McCaskill v. . Graham

28 S.E. 264 | N.C. | 1897

Elizabeth Graham owed the plaintiff a debt, and to secure the payment of the same she gave him a mortgage on a part of her land. Upon this debt and to foreclose this mortgage the (191) plaintiff brought an action, and at Spring Term, 1887, of Robeson Superior Court, recovered a judgment against the said Elizabeth for $754.93 and also judgment of foreclosure. After this judgment was docketed in Robeson County, Elizabeth sold and conveyed the lands in controversy to the defendant J. P. Graham. This land was not included in the mortgage. After this sale and conveyance, and in 1888, the said Elizabeth died, and the plaintiff has been appointed and qualified as her administrator; and this proceeding is brought before the Clerk of the Superior Court to sell this land for assets to pay debts, in which the plaintiff claims that his judgment was a lien on this land at the time it was sold to the defendant, and he seeks to follow the land and to enforce this lien.

Treating the plaintiff's judgment simply as a debt, and Elizabeth having sold the land before her death, the plaintiff has no right to sell it for assets, unless he alleges and shows that the sale was made to defraud creditors, and this he does not allege. Code, sec. 1446; Heck v. Williams,79 N.C. 437; Paschal v. Harris, 74 N.C. 335.

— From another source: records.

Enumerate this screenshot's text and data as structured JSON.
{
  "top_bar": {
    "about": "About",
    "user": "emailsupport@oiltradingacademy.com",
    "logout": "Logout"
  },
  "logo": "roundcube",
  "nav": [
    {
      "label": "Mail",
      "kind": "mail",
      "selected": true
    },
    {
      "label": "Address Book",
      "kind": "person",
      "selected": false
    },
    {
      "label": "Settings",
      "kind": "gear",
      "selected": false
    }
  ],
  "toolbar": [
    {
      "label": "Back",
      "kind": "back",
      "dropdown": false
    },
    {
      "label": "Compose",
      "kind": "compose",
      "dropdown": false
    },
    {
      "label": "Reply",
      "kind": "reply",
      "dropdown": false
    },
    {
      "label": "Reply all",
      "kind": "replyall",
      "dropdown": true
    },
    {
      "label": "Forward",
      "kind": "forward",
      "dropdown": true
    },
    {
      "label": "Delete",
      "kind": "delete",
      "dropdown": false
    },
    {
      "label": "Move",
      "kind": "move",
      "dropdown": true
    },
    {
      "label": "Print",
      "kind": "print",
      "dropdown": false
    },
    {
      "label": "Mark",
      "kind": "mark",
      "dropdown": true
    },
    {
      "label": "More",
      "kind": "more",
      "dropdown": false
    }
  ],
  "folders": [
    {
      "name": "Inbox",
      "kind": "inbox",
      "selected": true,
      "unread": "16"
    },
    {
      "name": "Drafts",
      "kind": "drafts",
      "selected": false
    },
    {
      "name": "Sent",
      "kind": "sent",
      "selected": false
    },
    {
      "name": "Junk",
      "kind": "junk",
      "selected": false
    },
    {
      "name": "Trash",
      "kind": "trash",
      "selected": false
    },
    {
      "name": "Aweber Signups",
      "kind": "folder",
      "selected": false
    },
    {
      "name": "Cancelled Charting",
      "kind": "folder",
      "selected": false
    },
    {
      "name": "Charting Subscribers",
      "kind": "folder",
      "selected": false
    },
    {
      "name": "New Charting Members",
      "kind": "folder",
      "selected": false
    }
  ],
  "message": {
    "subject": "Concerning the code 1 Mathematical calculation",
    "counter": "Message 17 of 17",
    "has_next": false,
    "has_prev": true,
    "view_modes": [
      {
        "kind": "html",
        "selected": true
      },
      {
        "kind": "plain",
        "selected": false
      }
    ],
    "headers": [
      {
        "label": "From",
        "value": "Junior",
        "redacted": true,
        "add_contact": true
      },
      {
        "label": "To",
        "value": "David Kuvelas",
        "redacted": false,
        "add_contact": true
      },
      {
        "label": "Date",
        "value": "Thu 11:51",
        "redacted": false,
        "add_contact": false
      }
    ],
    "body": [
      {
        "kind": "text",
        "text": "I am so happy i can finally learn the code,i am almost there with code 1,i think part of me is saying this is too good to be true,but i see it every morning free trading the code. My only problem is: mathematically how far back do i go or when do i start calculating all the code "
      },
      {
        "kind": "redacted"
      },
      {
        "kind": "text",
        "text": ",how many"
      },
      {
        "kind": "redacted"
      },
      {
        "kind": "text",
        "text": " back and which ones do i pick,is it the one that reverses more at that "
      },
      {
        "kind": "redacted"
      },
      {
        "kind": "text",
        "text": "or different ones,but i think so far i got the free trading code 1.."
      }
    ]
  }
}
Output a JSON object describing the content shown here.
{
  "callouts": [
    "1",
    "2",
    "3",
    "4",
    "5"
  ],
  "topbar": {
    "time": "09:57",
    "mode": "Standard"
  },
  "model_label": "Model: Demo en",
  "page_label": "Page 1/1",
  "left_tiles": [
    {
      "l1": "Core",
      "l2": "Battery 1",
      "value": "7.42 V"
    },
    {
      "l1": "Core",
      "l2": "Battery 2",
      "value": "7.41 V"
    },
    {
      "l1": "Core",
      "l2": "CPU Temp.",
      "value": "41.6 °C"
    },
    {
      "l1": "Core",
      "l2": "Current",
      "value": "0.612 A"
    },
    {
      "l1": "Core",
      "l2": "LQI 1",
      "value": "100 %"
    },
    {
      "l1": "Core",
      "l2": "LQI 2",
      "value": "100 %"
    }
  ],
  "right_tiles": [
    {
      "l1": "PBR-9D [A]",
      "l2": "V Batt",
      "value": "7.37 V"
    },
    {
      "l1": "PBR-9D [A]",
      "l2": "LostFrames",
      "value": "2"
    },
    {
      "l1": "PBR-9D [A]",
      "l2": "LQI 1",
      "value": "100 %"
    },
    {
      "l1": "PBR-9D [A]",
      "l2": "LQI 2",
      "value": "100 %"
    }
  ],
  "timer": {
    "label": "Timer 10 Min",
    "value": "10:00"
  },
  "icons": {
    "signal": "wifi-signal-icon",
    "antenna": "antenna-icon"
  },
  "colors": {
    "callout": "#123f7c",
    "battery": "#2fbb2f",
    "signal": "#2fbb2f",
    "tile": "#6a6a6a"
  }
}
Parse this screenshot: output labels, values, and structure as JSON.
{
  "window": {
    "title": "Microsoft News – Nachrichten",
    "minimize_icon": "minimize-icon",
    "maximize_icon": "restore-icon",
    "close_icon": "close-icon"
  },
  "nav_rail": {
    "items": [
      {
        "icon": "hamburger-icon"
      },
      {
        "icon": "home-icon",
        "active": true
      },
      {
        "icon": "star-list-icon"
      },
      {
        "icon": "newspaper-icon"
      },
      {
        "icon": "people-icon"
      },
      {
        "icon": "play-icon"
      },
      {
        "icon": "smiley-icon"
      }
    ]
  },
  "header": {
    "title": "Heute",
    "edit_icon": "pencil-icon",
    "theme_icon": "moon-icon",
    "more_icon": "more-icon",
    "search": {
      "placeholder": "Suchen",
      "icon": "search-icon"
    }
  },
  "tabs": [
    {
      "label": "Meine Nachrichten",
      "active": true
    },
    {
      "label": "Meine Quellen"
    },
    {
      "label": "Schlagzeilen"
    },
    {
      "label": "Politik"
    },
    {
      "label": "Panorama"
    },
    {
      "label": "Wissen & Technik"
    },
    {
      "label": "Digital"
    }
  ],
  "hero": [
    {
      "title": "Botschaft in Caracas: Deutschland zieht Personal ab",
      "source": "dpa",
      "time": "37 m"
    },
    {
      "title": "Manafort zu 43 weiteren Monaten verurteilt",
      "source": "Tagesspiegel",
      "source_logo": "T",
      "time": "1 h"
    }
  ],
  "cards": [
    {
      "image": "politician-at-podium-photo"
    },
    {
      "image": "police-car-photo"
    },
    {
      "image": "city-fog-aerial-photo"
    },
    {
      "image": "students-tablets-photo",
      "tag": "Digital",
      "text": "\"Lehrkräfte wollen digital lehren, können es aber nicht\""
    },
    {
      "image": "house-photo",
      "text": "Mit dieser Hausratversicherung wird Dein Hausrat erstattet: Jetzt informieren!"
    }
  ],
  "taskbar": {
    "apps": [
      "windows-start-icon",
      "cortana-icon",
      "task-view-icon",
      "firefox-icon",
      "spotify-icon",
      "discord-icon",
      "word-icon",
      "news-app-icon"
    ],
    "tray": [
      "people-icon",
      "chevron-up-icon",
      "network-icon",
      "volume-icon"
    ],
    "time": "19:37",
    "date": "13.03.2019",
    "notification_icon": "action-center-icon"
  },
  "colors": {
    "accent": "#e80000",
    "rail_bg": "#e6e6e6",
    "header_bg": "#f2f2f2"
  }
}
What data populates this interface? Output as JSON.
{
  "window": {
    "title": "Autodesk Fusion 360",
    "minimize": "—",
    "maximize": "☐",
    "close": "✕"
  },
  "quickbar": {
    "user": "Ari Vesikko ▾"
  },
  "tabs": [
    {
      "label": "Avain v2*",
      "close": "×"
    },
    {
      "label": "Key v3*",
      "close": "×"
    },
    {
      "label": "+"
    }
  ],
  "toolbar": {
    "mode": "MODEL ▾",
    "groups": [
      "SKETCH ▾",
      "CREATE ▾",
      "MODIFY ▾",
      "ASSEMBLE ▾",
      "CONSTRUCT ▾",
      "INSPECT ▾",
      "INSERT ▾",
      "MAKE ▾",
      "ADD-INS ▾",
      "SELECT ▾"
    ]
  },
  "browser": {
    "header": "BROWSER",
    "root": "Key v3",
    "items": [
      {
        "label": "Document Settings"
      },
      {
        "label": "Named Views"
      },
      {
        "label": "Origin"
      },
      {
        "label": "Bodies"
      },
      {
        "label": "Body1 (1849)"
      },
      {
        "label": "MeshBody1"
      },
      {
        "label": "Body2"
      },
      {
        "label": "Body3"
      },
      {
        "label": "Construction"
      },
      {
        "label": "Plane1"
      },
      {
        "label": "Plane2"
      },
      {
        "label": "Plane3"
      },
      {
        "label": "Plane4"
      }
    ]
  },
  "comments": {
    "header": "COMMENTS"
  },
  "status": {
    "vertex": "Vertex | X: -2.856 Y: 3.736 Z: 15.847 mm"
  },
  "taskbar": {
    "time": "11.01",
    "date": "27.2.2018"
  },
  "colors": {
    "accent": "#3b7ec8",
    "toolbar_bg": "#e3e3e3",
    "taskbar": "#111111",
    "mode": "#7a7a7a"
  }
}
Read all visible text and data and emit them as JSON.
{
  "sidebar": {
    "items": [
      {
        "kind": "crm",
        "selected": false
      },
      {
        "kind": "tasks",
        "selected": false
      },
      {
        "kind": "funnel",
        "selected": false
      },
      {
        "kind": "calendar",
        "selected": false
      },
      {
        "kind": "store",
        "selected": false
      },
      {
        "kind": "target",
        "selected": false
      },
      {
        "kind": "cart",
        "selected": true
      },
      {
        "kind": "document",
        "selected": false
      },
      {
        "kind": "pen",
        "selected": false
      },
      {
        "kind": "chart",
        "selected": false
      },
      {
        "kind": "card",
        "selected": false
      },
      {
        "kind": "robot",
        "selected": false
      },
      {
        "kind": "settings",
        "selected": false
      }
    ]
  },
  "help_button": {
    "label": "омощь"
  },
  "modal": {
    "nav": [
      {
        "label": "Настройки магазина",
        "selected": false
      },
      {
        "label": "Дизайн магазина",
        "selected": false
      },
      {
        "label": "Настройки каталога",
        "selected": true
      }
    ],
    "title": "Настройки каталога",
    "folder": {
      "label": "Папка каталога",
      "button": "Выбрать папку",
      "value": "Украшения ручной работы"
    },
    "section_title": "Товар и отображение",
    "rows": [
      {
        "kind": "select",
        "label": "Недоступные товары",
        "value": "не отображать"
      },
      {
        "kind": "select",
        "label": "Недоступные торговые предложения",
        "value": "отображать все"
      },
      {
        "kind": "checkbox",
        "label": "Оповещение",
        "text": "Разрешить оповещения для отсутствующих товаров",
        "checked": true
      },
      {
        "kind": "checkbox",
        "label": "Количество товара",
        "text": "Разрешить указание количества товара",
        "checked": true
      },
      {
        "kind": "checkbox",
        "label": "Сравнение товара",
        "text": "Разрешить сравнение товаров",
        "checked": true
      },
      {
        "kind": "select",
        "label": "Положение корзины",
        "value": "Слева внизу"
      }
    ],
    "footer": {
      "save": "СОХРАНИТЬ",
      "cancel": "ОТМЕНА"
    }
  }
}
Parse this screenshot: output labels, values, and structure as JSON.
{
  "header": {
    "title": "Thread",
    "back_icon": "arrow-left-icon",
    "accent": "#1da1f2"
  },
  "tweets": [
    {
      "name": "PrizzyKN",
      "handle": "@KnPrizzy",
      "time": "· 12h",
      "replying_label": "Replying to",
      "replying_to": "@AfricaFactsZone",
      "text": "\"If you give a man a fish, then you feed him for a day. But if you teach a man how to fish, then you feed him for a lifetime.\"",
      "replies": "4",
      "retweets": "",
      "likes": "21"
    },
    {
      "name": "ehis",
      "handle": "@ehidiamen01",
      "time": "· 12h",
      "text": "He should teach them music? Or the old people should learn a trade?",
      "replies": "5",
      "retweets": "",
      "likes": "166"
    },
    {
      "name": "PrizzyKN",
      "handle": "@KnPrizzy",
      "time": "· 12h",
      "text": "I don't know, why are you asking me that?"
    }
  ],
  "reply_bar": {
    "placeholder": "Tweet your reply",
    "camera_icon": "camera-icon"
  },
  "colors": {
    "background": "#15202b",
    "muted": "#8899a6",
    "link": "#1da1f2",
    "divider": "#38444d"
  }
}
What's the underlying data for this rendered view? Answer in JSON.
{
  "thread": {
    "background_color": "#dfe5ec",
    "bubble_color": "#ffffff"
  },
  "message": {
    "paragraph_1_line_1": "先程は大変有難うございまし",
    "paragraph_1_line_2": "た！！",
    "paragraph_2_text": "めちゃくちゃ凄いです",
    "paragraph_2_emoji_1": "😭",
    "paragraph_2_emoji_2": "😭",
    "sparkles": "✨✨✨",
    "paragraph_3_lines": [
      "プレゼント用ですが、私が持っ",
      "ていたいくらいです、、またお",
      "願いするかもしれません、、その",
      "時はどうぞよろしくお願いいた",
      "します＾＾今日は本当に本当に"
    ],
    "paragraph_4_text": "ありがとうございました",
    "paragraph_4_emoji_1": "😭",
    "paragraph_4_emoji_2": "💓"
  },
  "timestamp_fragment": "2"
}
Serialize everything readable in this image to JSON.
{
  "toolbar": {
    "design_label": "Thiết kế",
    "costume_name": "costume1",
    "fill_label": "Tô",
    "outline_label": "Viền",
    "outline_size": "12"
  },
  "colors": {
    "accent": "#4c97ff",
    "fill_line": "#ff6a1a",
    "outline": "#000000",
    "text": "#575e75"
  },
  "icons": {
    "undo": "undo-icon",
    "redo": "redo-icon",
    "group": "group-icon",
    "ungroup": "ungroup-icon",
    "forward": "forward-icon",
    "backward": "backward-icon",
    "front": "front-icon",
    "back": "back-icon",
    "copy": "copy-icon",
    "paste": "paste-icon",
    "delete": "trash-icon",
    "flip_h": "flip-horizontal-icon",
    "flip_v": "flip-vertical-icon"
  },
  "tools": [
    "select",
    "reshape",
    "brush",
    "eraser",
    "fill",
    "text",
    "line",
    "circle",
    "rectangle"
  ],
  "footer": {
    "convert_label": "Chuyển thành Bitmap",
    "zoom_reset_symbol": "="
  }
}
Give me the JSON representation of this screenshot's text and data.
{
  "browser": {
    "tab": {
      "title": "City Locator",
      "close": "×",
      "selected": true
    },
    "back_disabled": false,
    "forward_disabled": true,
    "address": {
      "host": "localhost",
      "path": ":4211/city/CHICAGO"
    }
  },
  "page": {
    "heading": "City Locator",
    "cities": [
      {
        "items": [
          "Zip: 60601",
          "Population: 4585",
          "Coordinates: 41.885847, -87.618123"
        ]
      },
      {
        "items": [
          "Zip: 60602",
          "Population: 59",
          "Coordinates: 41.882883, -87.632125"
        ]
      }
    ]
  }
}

The plaintiff's judgment having been docketed before the death of Elizabeth and before the date of defendant's deed, it created a lien on this land if it was a final judgment. The defendant contends that it was not a final judgment and created no lien; that it was an equitable action to foreclose a mortgage and the judgment was only interlocutory. In this defendant is mistaken. It was an action in personam on the note, and in rem upon the mortgage, which is allowable under our Code practice.Ellis v. Hussey, 66 N.C. 501. The judgment for $754.93 was a personal judgment and was final. The judgment foreclosing the mortgage was the exercise of the equitable jurisdiction of the court and was not what would have been a final decree in equity, and was not so in this case. But the final judgment on the note, which would have been the judgment at law under the old practice, was final and not (192) affected by the equitable judgment of foreclosure. Under the old practice, before the Code, these would have been separate judgments, in separate courts, and the taking of one would not have affected the validity of the other; and although they are now both in the same court and in the same action, that does not change the principles which govern them, nor does it affect their validity. We must therefore hold that plaintiff's judgment was a lien on the land in controversy when docketed.

But it has been more than ten years since the taking and docketing of this judgment; and the plaintiff's lien expired at the end of ten years from the date of docketing. And the defendant having bought from *170 Elizabeth (the defendant in plaintiff's judgment), his title became freed of the encumbrance of the lien of plaintiff's judgment at the end of ten years from the docketing (Spicer v. Gambill, 93 N.C. 378), this proceeding being executionary in its nature.

There is error, and the judgment below is

Reversed.

Cited: Harrington v. Hatton, 129 N.C. 147; Wilson v. Lumber Co.,131 N.C. 167.